Claap
Video wiki platform for team knowledge
Pricing
Paid, from $10/user/month
Best For
Teams wanting to build searchable video knowledge bases from recorded meetings and sessions.
Company Size
Key Features
- Meeting recording and transcription
- Searchable video content
- AI-powered highlights and timestamps
- Knowledge base organization
- Team collaboration on video docs
The Good and the Bad
What works
- Records meetings automatically
- Transcripts are fully searchable
- AI pulls out key moments
- Reduces need for written notes
- Good for building institutional knowledge
Watch out for
- Still maturing as a product
- Expensive at team scale
- AI highlights sometimes miss context
- Smaller integrations than alternatives
- Requires buy-in that people will actually search the wiki
Our Take
Claap’s pitch is compelling: every meeting gets recorded, transcribed, and indexed so six months from now someone can search “how do we handle customer refunds?” and find the exact discussion, the decision, and who made it. It’s building institutional memory so you don’t have to repeat decisions in every standup.

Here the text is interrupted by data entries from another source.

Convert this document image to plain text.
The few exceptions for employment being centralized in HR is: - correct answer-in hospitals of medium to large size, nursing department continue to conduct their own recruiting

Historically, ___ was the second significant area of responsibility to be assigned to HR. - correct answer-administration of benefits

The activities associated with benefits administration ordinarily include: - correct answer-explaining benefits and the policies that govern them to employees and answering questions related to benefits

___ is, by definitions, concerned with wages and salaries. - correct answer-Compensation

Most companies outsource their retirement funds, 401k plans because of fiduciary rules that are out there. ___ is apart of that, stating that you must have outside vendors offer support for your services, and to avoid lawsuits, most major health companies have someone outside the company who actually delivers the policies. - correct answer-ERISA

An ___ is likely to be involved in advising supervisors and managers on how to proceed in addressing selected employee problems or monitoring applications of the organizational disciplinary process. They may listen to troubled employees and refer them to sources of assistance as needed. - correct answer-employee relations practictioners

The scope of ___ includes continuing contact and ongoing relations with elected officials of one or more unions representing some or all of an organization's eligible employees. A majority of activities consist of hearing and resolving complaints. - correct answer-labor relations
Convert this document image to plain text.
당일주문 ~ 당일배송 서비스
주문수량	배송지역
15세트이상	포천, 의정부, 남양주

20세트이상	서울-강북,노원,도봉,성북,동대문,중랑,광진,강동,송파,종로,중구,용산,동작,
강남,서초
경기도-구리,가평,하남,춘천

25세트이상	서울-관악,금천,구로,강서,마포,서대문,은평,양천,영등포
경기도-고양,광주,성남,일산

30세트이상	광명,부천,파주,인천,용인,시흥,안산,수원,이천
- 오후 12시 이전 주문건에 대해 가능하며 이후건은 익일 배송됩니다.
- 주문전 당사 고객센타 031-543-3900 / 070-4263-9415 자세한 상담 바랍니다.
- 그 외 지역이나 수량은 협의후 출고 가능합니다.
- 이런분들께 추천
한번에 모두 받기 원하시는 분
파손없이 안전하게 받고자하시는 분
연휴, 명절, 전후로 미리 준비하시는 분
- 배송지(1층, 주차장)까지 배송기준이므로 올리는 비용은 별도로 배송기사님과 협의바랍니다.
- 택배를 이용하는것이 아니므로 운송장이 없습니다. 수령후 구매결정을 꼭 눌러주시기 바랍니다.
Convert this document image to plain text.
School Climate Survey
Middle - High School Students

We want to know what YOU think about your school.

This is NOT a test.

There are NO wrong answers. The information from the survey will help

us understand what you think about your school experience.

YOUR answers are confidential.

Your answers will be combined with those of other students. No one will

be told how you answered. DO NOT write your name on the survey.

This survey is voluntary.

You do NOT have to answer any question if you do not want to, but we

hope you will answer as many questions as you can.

The concept is solid. The execution is getting better but still feels like it’s in the maturing phase. AI-generated highlights sometimes nail the important moment and sometimes miss nuance. Teams need discipline to actually search the video wiki instead of re-discussing things. And the pricing adds up fast once you’re 20+ people all generating recordings.
Most teams that succeed with Claap treat it as a system of record for important meetings: quarterly planning, strategy sessions, major postmortems. They don’t record every standup. That selectivity keeps the wiki searchable and the costs manageable. If you’re trying to record everything, you’ll end up with a massive unusable archive and a fat bill. But if you’re deliberate about what goes into the knowledge base, Claap prevents valuable context from disappearing.